Career
Arthur Livingston earned his Bachelor of Arts at Amherst College in 1904, and received a doctorate in Romance languages from Columbia University in 1910. Livingston taught Italian at Smith College (1908-1909) and at Cornell University (1910-1911). During World War I, Arthur Livingston was an editor with the Foreign Press Bureau of the Committee on Public Information.
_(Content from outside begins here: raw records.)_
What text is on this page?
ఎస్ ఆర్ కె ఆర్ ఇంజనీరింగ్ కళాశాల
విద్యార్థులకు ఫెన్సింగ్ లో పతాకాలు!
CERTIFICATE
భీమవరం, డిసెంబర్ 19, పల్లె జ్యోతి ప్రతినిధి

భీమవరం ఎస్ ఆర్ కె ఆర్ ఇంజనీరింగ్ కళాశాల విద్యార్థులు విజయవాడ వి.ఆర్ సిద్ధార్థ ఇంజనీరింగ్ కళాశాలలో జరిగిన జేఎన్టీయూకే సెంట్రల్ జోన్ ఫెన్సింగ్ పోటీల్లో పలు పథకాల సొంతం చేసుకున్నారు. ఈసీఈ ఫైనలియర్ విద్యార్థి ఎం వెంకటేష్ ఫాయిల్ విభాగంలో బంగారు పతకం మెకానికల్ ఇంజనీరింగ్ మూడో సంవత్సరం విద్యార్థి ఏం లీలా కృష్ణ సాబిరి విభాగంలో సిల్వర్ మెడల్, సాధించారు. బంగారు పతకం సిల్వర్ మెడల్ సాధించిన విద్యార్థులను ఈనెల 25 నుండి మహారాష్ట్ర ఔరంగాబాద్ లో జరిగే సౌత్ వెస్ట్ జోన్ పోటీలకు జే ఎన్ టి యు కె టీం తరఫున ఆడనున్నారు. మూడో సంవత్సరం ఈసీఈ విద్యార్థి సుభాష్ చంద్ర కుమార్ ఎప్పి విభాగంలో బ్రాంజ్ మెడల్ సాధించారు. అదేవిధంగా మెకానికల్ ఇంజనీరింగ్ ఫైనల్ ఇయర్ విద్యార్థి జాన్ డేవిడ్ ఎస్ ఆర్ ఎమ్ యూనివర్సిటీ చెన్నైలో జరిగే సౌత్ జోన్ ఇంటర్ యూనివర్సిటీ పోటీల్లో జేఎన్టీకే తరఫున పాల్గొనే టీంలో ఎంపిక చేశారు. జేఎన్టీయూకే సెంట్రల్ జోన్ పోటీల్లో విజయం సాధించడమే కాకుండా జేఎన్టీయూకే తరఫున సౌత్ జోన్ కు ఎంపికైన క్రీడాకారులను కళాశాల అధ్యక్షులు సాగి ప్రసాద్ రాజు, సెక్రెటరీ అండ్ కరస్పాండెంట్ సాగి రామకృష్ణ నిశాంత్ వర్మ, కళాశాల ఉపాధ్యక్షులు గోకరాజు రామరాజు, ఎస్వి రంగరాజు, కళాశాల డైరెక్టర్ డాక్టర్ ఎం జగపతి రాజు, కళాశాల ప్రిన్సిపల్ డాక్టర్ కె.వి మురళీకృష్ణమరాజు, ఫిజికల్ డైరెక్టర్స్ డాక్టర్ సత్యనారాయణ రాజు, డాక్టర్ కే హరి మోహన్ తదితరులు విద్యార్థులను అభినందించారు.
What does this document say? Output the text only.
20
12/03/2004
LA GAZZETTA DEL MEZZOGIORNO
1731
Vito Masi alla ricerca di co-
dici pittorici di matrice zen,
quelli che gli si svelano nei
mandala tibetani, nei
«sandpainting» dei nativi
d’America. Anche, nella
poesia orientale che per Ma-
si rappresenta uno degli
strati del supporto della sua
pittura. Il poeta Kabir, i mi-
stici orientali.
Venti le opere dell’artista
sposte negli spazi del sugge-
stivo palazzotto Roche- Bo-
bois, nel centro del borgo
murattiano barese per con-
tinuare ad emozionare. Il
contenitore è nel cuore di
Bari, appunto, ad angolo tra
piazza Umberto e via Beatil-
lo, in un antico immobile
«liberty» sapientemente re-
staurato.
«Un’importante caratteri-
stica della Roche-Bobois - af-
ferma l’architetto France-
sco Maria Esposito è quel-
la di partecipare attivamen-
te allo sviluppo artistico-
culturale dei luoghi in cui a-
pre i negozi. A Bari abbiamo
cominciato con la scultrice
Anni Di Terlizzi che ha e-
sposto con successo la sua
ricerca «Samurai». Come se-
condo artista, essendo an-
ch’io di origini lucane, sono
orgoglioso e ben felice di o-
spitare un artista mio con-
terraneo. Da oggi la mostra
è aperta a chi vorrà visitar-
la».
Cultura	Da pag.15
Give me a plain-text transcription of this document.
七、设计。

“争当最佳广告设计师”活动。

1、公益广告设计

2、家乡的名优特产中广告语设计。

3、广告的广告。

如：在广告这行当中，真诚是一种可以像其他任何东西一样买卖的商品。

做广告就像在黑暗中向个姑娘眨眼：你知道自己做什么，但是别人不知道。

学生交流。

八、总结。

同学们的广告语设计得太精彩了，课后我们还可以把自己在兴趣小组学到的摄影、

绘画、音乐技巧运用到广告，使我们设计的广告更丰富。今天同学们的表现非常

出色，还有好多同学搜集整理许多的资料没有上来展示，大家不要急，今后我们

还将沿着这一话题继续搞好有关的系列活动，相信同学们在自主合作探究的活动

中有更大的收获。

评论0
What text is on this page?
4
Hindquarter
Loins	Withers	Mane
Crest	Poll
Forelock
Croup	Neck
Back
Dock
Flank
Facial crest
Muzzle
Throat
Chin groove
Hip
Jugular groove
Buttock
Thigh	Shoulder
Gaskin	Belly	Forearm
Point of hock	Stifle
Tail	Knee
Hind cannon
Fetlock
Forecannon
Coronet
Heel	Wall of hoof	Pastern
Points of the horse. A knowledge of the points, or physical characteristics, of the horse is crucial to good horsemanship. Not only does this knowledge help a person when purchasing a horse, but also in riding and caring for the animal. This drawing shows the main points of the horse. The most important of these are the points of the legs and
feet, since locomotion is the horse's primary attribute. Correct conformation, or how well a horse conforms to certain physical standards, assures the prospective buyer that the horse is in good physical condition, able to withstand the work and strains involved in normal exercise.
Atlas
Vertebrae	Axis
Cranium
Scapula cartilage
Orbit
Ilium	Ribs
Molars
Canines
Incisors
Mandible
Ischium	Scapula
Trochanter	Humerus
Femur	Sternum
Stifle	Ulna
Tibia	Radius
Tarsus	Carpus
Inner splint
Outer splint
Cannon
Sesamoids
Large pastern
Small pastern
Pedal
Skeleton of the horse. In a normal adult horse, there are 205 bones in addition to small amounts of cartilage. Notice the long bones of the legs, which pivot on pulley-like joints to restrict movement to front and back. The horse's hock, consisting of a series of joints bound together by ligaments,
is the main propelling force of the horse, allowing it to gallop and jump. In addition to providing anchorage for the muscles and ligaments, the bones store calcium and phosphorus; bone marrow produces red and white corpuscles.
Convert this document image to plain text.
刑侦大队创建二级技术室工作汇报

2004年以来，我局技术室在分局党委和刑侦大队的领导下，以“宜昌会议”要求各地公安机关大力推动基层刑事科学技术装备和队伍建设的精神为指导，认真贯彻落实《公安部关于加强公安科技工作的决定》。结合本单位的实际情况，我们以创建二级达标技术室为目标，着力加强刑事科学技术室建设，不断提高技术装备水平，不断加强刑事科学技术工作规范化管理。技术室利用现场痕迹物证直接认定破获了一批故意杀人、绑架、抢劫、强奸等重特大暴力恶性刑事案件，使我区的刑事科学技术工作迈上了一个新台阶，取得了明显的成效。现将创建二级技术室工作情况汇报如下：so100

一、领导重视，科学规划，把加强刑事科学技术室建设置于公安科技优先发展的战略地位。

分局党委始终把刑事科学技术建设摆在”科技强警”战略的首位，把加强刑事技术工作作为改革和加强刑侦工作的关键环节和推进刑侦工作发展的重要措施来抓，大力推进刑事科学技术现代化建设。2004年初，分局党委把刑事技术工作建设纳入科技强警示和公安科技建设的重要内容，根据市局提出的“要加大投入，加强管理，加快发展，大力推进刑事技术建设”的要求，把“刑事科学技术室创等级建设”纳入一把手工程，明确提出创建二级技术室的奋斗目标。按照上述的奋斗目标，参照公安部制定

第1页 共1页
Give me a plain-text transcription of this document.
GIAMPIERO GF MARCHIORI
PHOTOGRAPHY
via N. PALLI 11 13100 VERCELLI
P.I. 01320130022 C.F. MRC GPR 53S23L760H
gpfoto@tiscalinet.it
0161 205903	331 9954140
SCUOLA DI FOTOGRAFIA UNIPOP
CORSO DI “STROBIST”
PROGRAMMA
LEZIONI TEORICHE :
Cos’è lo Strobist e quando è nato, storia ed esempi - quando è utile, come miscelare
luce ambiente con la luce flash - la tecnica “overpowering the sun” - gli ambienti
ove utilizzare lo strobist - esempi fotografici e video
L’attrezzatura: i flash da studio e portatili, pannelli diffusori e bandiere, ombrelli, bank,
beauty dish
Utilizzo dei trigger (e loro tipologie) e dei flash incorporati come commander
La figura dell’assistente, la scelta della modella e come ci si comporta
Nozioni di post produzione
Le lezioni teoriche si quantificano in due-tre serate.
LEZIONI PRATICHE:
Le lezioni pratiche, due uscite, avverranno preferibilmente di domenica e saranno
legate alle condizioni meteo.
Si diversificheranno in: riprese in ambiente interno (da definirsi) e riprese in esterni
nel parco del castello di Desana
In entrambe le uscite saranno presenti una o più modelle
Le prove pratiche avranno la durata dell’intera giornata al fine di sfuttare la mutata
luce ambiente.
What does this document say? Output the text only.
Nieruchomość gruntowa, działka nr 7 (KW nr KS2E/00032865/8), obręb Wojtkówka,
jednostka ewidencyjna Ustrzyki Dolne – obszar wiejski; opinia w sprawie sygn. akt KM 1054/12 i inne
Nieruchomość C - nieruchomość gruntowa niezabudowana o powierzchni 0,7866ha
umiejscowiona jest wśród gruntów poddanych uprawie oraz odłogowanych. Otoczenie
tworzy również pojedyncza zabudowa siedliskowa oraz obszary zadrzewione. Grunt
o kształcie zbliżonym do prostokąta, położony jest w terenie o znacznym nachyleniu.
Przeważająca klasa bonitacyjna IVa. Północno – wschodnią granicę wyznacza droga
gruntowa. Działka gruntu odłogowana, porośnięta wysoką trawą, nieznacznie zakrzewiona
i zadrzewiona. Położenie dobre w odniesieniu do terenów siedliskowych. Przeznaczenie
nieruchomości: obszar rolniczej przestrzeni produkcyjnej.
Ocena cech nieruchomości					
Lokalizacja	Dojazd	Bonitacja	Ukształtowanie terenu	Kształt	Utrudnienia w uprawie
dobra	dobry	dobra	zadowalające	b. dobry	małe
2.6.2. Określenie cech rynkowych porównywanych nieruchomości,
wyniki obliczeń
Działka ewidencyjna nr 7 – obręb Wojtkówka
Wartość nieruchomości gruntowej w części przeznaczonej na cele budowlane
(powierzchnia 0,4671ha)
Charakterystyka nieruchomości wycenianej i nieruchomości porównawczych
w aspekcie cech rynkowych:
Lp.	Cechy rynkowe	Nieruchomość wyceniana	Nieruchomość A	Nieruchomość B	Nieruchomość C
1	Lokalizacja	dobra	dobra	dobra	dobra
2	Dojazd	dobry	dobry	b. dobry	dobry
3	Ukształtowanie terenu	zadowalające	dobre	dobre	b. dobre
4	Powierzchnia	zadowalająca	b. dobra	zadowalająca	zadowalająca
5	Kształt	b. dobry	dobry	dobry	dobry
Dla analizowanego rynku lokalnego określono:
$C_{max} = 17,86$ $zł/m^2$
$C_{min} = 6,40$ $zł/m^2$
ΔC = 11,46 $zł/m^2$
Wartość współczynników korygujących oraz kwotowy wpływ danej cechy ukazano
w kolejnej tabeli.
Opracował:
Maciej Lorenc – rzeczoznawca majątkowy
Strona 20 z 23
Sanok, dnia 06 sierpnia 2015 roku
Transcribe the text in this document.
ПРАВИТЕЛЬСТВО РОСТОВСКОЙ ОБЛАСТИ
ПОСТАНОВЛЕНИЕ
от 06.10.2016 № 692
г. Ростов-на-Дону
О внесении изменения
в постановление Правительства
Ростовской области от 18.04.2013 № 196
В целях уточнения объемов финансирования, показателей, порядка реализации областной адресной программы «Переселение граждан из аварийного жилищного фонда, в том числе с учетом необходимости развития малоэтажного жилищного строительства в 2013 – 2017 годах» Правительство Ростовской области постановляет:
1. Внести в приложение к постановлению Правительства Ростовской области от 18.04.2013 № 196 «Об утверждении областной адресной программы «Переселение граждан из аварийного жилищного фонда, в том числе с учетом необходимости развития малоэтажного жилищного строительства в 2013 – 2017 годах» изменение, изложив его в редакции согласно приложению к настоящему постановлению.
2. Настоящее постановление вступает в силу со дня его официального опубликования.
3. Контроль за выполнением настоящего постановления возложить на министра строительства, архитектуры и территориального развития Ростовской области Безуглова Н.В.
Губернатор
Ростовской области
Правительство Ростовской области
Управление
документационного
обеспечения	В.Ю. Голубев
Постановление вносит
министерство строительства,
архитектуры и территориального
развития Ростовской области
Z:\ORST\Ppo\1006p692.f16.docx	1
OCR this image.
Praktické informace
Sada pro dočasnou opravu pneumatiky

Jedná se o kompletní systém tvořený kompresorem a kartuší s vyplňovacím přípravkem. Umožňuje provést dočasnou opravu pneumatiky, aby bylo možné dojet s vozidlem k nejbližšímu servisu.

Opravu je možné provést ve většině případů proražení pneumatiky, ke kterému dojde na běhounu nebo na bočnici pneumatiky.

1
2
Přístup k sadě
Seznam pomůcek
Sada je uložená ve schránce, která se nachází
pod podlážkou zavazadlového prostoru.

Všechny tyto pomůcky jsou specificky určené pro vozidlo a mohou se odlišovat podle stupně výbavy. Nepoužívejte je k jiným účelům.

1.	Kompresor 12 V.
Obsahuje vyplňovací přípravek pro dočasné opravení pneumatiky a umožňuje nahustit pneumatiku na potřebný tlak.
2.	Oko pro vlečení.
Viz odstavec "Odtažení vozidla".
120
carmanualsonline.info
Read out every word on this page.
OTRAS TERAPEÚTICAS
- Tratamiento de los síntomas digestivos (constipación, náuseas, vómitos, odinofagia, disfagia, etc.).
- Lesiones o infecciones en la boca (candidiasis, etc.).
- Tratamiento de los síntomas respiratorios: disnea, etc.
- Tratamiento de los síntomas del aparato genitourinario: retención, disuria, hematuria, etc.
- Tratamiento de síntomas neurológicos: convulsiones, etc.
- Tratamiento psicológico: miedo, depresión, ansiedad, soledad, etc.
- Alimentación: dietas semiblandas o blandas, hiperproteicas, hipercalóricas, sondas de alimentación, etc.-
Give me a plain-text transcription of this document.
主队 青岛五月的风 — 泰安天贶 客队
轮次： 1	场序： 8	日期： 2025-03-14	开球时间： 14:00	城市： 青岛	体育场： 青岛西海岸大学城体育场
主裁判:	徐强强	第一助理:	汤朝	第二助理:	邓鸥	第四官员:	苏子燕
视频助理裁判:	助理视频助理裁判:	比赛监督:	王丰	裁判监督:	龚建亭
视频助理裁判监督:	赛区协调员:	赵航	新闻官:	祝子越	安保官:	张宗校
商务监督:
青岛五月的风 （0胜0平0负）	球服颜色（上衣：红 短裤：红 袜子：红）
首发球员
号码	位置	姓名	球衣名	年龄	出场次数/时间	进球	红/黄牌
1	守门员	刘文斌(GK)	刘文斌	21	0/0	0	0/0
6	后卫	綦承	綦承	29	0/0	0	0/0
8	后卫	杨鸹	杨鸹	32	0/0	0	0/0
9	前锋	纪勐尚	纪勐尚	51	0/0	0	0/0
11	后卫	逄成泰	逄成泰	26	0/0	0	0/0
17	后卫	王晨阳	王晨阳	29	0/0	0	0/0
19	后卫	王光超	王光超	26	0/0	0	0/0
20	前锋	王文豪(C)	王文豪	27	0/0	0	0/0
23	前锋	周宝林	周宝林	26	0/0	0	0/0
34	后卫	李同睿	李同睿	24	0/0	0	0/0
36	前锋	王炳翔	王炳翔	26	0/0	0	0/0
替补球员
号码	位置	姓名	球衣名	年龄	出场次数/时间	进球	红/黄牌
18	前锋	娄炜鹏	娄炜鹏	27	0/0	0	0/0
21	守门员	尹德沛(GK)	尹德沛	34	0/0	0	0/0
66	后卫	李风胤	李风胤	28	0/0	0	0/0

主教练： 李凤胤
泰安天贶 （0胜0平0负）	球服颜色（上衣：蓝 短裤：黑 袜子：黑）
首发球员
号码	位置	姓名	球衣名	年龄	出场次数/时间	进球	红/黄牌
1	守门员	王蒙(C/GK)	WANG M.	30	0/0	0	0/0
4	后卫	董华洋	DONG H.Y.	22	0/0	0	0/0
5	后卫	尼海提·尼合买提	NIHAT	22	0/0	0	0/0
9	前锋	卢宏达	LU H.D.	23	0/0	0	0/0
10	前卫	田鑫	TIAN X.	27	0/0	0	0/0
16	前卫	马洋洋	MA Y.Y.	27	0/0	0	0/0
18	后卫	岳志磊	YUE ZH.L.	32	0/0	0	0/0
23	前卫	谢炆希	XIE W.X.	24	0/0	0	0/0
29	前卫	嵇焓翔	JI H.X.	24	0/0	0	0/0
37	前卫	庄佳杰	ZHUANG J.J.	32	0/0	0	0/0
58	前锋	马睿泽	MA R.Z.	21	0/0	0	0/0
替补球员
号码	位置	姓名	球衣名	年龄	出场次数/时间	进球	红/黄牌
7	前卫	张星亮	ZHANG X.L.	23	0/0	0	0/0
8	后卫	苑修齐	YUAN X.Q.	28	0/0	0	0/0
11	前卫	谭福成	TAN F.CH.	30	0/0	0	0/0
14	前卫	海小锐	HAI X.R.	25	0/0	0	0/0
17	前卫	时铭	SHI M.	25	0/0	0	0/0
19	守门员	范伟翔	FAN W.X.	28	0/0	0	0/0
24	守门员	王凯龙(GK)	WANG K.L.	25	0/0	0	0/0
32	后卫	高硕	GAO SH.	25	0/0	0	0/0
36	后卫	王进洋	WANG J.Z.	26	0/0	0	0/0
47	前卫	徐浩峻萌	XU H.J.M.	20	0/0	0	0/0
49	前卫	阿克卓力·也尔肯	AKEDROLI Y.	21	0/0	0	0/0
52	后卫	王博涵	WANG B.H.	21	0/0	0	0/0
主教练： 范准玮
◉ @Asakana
After the war he co-founded with Paul Kennaday and Ernest Poole the Foreign Press Service, which represented foreign authors in English-language markets.
He persuaded many American publishers that it was possible to create a market for the work of European authors in the United States. Livingston helped introduce to the United States the work of Octave Aubry, Vicente Blasco Ibáñez, Giuseppe Antonio Borgese, Benedetto Croce, Claude Farrère, Guglielmo Ferrero, André Maurois, Alberto Moravia, Gaetano Mosca, Giovanni Papini, Vilfredo Pareto, Luigi Pirandello, Giuseppe Prezzolini, and Guido da Verona.
In 1926 Livingston returned to academia, becoming Professor of Romance Languages at Columbia University in 1935. His political position created difficulties for him at Columbia University.
Arthur Livingston had a notable liaison with the actress Eleonora Duse.